The question is why aren’t our leaders reality based ? Why don’t they care about facts. Why are they so cynical ? Why do they worship savviness ? The explanation of the answer is that Kaplan teaches people how to make it into the elite and teaches them to be cynical.
My comment.
ou’ve nailed it ! “if you think you have to know the question to know the answer, you need to visit Kaplan” is the greatest catch ever. Of course it should go on “if you know you don’t need to know the question to know the answer, you might be qualified to write for the opinion pages for our Newspaper subsidiary.”
For every X, the correct answer is “opinions on X differ. Both sides have a point.” If one gets distracted by X and related facts, one can’t write a properly ballanced column.
Seriously, I think that the fact that Kaplan keeps the Post afloat and the Post makes it impossible to eliminate the Kaplan U boondoggle is just a coincidence. But I really don’t think it is a coincidence that the elite has ceased to be reality based when Kaplan figured out how to game the test which is used to decide who to admit to the universities which select the elite.
I’ve never tried to choose the answer without knowing the question. I have the following guesses as to how to do it. First, there are two similar answers and one is correct. The idea is n clearly wrong answers so that medium apt test takers can tell they are wrong, then two from which only highly apt test takers can chose.
Having done some SAT tutoring I find that gaming the test as pushed by entities like Kaplan usually works against test takers. They’ll skip easy questions because they think they look hard, rather than actually being hard. They’ll narrow down their choices to two or three possible answers and then reliably fall for the wrong one, because they don’t have a clue, and the people designing the test do. I’ve watched students thrash around working out which answer makes the most sense when compared with the other answers, often conducting intricate analsyses that take longer than simply solving the problem. In fact, the Kaplan approach encourages students to do anything and everything rather than simply figure out the answer.

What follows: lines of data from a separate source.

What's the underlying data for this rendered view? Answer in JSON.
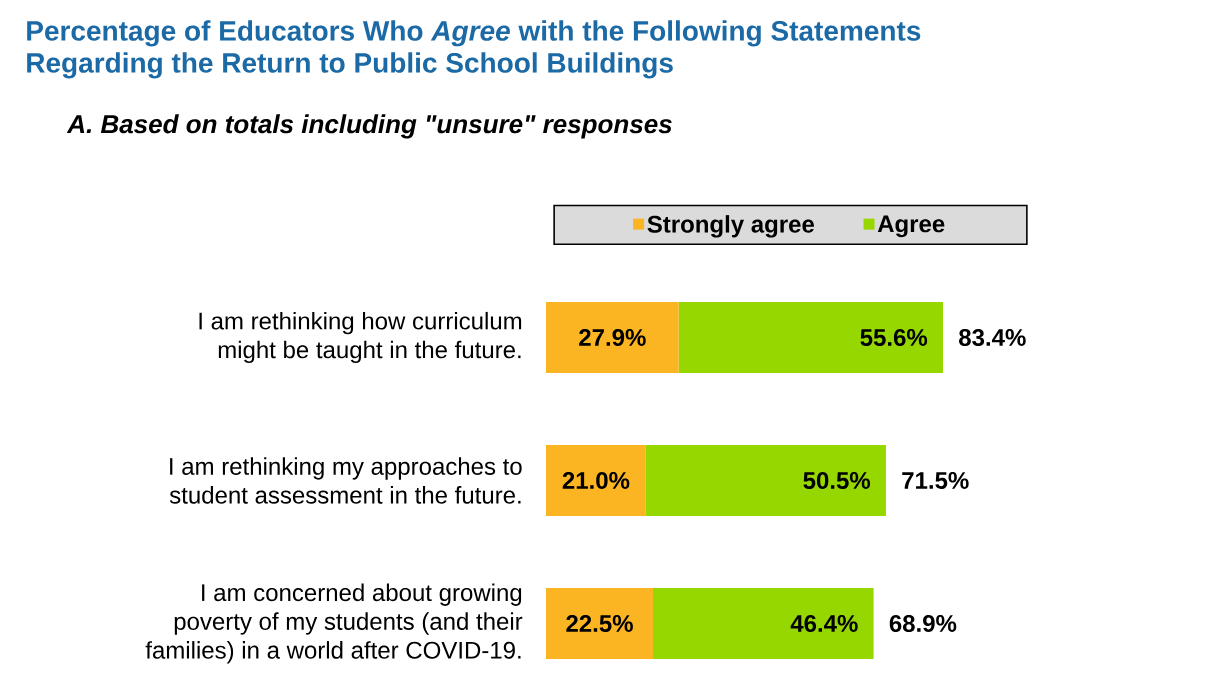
{
  "chart_data": {
    "type": "bar",
    "orientation": "horizontal",
    "stacked": true,
    "title": "Percentage of Educators Who *Agree* with the Following Statements Regarding the Return to Public School Buildings",
    "subtitle": "A. Based on totals including \"unsure\" responses",
    "categories": [
      "I am rethinking how curriculum might be taught in the future.",
      "I am rethinking my approaches to student assessment in the future.",
      "I am concerned about growing poverty of my students (and their families) in a world after COVID-19."
    ],
    "series": [
      {
        "name": "Strongly agree",
        "color": "#fbb522",
        "values": [
          27.9,
          21.0,
          22.5
        ],
        "value_labels": [
          "27.9%",
          "21.0%",
          "22.5%"
        ]
      },
      {
        "name": "Agree",
        "color": "#97d700",
        "values": [
          55.6,
          50.5,
          46.4
        ],
        "value_labels": [
          "55.6%",
          "50.5%",
          "46.4%"
        ]
      }
    ],
    "totals": [
      "83.4%",
      "71.5%",
      "68.9%"
    ],
    "legend": "top",
    "tick_labels": "y"
  }
}
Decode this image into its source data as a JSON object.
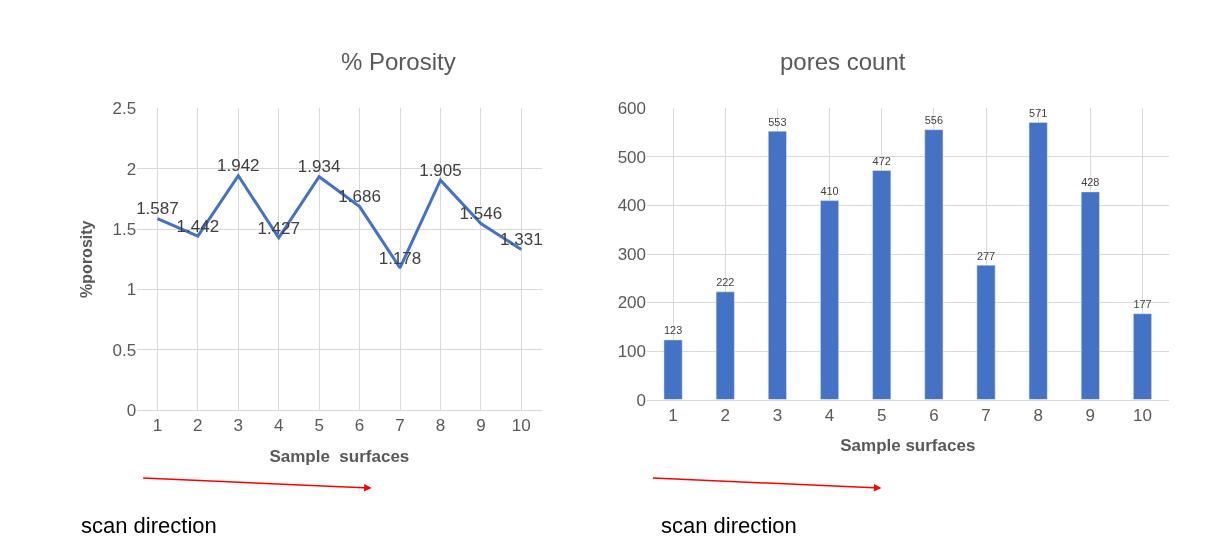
{
  "chart_data": [
    {
      "type": "line",
      "title": "% Porosity",
      "xlabel": "Sample  surfaces",
      "ylabel": "%porosity",
      "categories": [
        "1",
        "2",
        "3",
        "4",
        "5",
        "6",
        "7",
        "8",
        "9",
        "10"
      ],
      "values": [
        1.587,
        1.442,
        1.942,
        1.427,
        1.934,
        1.686,
        1.178,
        1.905,
        1.546,
        1.331
      ],
      "color": "#4472c4",
      "ylim": [
        0,
        2.5
      ],
      "yticks": [
        0,
        0.5,
        1,
        1.5,
        2,
        2.5
      ],
      "grid": true,
      "data_labels": true,
      "marker": "none",
      "line_style": "solid",
      "annotations": [
        "scan direction"
      ]
    },
    {
      "type": "bar",
      "title": "pores count",
      "xlabel": "Sample surfaces",
      "categories": [
        "1",
        "2",
        "3",
        "4",
        "5",
        "6",
        "7",
        "8",
        "9",
        "10"
      ],
      "values": [
        123,
        222,
        553,
        410,
        472,
        556,
        277,
        571,
        428,
        177
      ],
      "color": "#4472c4",
      "ylim": [
        0,
        600
      ],
      "yticks": [
        0,
        100,
        200,
        300,
        400,
        500,
        600
      ],
      "grid": true,
      "data_labels": true,
      "annotations": [
        "scan direction"
      ]
    }
  ]
}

Of course, there is a reason the Washington Post and so many others in the media fall for this. The simple right answer goes against the politics of the people who own the newspaper and just about everything else. Who can blame them? They have to eat.
Only two comments?
OK, here are the answers:
A) E = ma^2
B) E = mb^2
C) E = mc^2
D) delta(E) = delta(m)c^2
E) F = ma^2
😉
Min,
Go for the long one…D. What was the question again? 🙂
About the only gaming to be had is to take lots of practice tests to 1) get used to the test format and time pressure and 2) reduce the test anxiety. I also told my eldest to expect to take the tests twice. Now my daughter will be coming up and we will be getting her ready for them (twice)
My other advice. If you don’t know the right answer get rid of the obvious wrong ones. If you get it down to two, guessing will help you. And to make it random. If the question is odd take the higher one (A over C) if even take the lower one (C over A).

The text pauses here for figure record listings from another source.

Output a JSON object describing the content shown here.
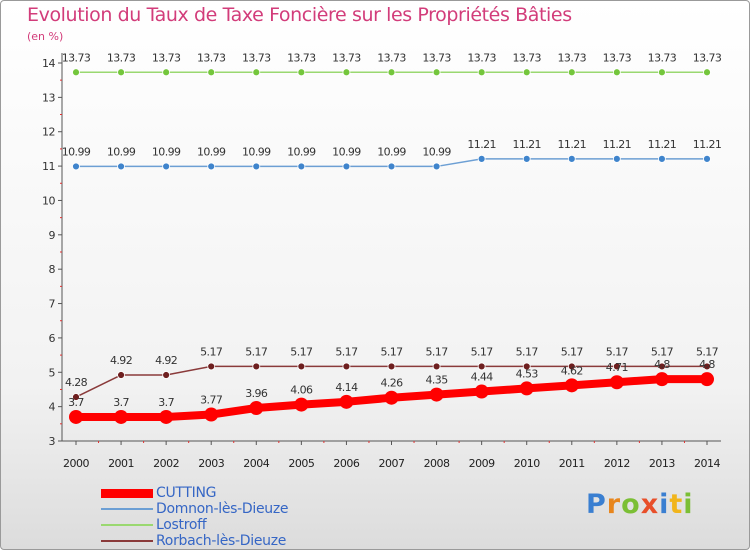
{
  "title": "Evolution du Taux de Taxe Foncière sur les Propriétés Bâties",
  "subtitle": "(en %)",
  "logo": [
    "P",
    "r",
    "o",
    "x",
    "i",
    "t",
    "i"
  ],
  "chart_data": {
    "type": "line",
    "x": [
      2000,
      2001,
      2002,
      2003,
      2004,
      2005,
      2006,
      2007,
      2008,
      2009,
      2010,
      2011,
      2012,
      2013,
      2014
    ],
    "ylim": [
      3,
      14
    ],
    "yticks": [
      3,
      4,
      5,
      6,
      7,
      8,
      9,
      10,
      11,
      12,
      13,
      14
    ],
    "grid": false,
    "legend_position": "bottom-left",
    "series": [
      {
        "name": "CUTTING",
        "color": "#ff0000",
        "thick": true,
        "values": [
          3.7,
          3.7,
          3.7,
          3.77,
          3.96,
          4.06,
          4.14,
          4.26,
          4.35,
          4.44,
          4.53,
          4.62,
          4.71,
          4.8,
          4.8
        ],
        "labels": [
          "3.7",
          "3.7",
          "3.7",
          "3.77",
          "3.96",
          "4.06",
          "4.14",
          "4.26",
          "4.35",
          "4.44",
          "4.53",
          "4.62",
          "4.71",
          "4.8",
          "4.8"
        ]
      },
      {
        "name": "Domnon-lès-Dieuze",
        "color": "#6c9fd4",
        "marker": "#3f84cc",
        "values": [
          10.99,
          10.99,
          10.99,
          10.99,
          10.99,
          10.99,
          10.99,
          10.99,
          10.99,
          11.21,
          11.21,
          11.21,
          11.21,
          11.21,
          11.21
        ],
        "labels": [
          "10.99",
          "10.99",
          "10.99",
          "10.99",
          "10.99",
          "10.99",
          "10.99",
          "10.99",
          "10.99",
          "11.21",
          "11.21",
          "11.21",
          "11.21",
          "11.21",
          "11.21"
        ]
      },
      {
        "name": "Lostroff",
        "color": "#9ad870",
        "marker": "#74c63c",
        "values": [
          13.73,
          13.73,
          13.73,
          13.73,
          13.73,
          13.73,
          13.73,
          13.73,
          13.73,
          13.73,
          13.73,
          13.73,
          13.73,
          13.73,
          13.73
        ],
        "labels": [
          "13.73",
          "13.73",
          "13.73",
          "13.73",
          "13.73",
          "13.73",
          "13.73",
          "13.73",
          "13.73",
          "13.73",
          "13.73",
          "13.73",
          "13.73",
          "13.73",
          "13.73"
        ]
      },
      {
        "name": "Rorbach-lès-Dieuze",
        "color": "#8a3a3a",
        "marker": "#6e1f1f",
        "values": [
          4.28,
          4.92,
          4.92,
          5.17,
          5.17,
          5.17,
          5.17,
          5.17,
          5.17,
          5.17,
          5.17,
          5.17,
          5.17,
          5.17,
          5.17
        ],
        "labels": [
          "4.28",
          "4.92",
          "4.92",
          "5.17",
          "5.17",
          "5.17",
          "5.17",
          "5.17",
          "5.17",
          "5.17",
          "5.17",
          "5.17",
          "5.17",
          "5.17",
          "5.17"
        ]
      }
    ]
  }
}
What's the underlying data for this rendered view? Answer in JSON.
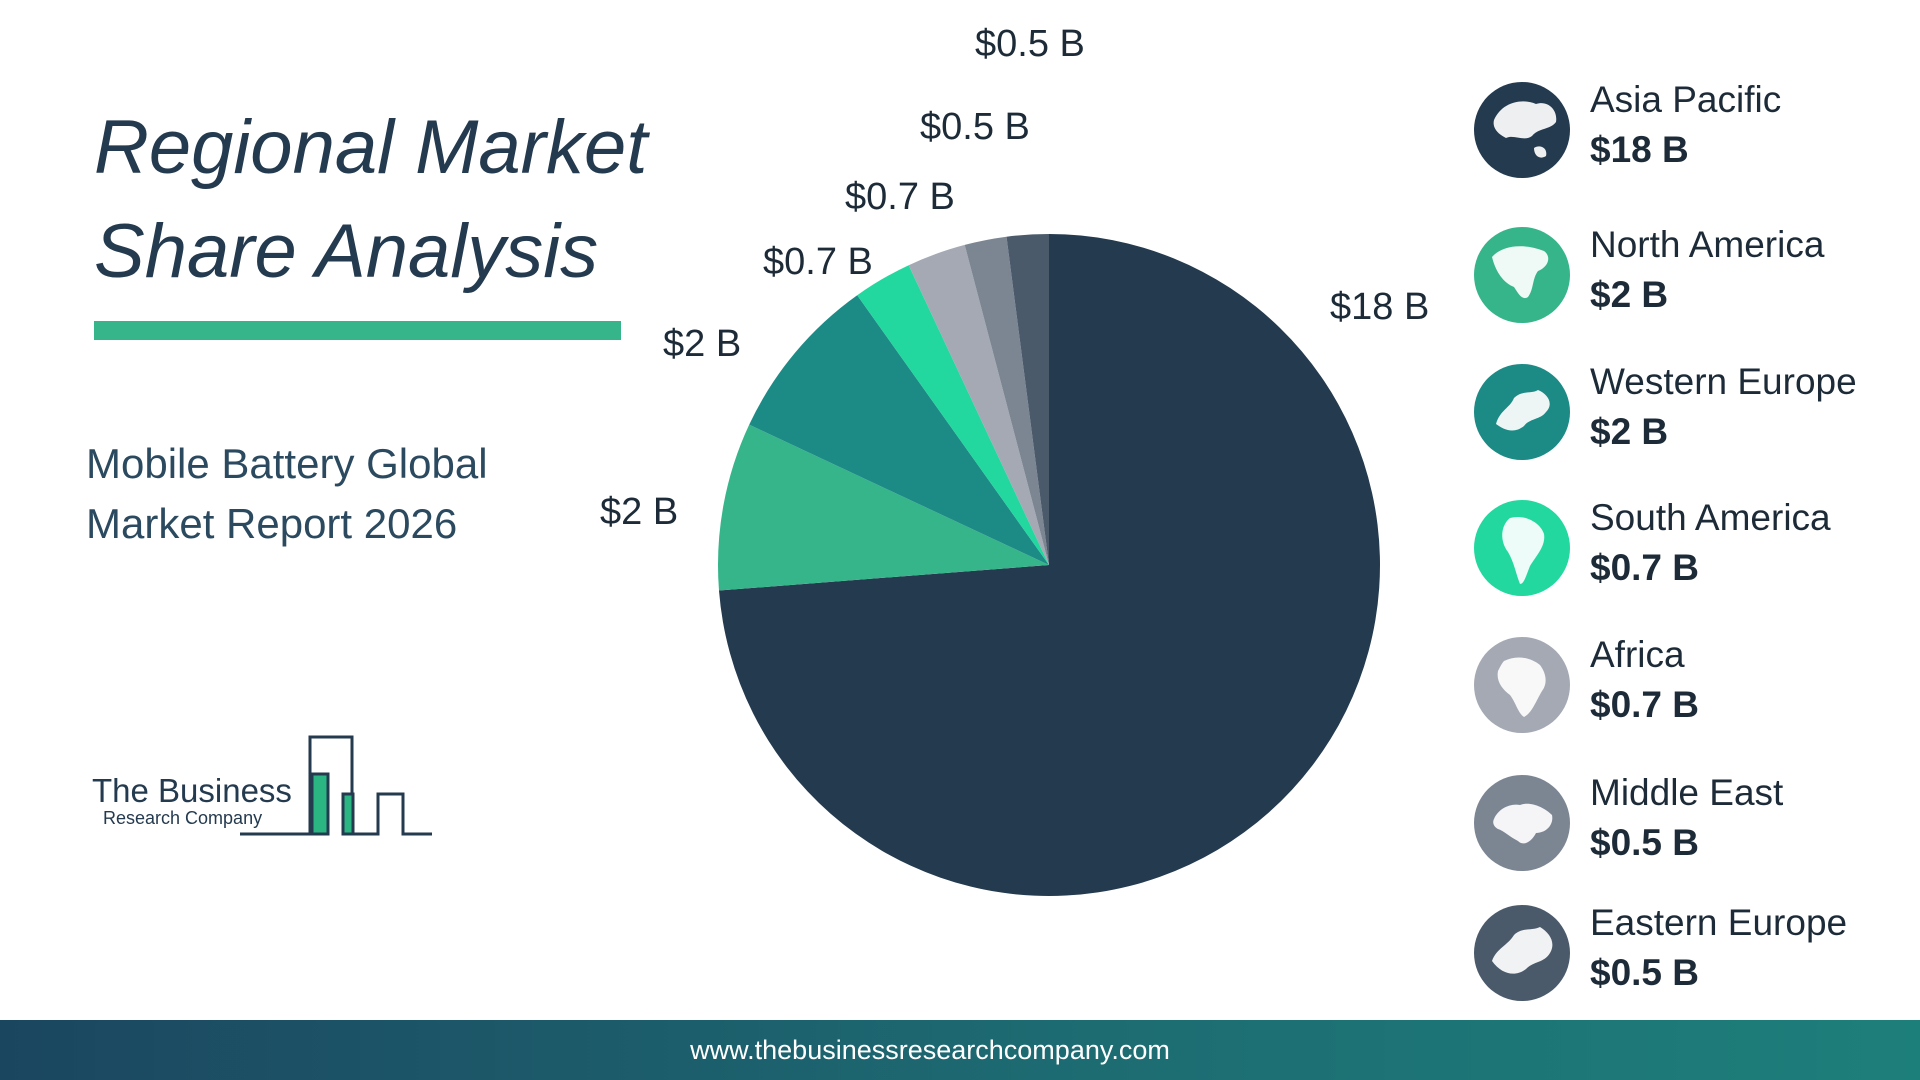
{
  "header": {
    "title_line1": "Regional Market",
    "title_line2": "Share Analysis",
    "subtitle_line1": "Mobile Battery Global",
    "subtitle_line2": "Market Report 2026"
  },
  "logo": {
    "line1": "The Business",
    "line2": "Research Company"
  },
  "footer": {
    "url": "www.thebusinessresearchcompany.com"
  },
  "colors": {
    "accent": "#36b58a",
    "text": "#243a4f"
  },
  "chart_data": {
    "type": "pie",
    "title": "",
    "unit": "$ B",
    "legend_position": "right",
    "slices": [
      {
        "name": "Asia Pacific",
        "value": 18,
        "label": "$18 B",
        "color": "#243a4f",
        "icon": "asia-pacific-map-icon"
      },
      {
        "name": "North America",
        "value": 2,
        "label": "$2 B",
        "color": "#36b58a",
        "icon": "north-america-map-icon"
      },
      {
        "name": "Western Europe",
        "value": 2,
        "label": "$2 B",
        "color": "#1c8a85",
        "icon": "western-europe-map-icon"
      },
      {
        "name": "South America",
        "value": 0.7,
        "label": "$0.7 B",
        "color": "#22d89f",
        "icon": "south-america-map-icon"
      },
      {
        "name": "Africa",
        "value": 0.7,
        "label": "$0.7 B",
        "color": "#a4a9b3",
        "icon": "africa-map-icon"
      },
      {
        "name": "Middle East",
        "value": 0.5,
        "label": "$0.5 B",
        "color": "#7c8693",
        "icon": "middle-east-map-icon"
      },
      {
        "name": "Eastern Europe",
        "value": 0.5,
        "label": "$0.5 B",
        "color": "#4b5a6b",
        "icon": "eastern-europe-map-icon"
      }
    ]
  }
}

And these are high stakes tests. The difference in tuition at one school we looked at was $13,400 PER Year between a 29 and 30 on the ACT (assuming you were in the top 15% of your class).
Islam will change
I think that the answers may have been
a) q
b) p implies q
c) not p
d) not q
e) none of the above
or e) all of the above
Either way e must be false. c and a imply b so, if only one answer is correct, it must be b.
I definitely think it is best to read the answers first before reading the question and certainly before solving it. I’ve always had the impression that the correct answer was obvious (except for “why is the sky blue” asked on a test I took in 9th grade). I must be wrong, since I don’t get the highest possible score.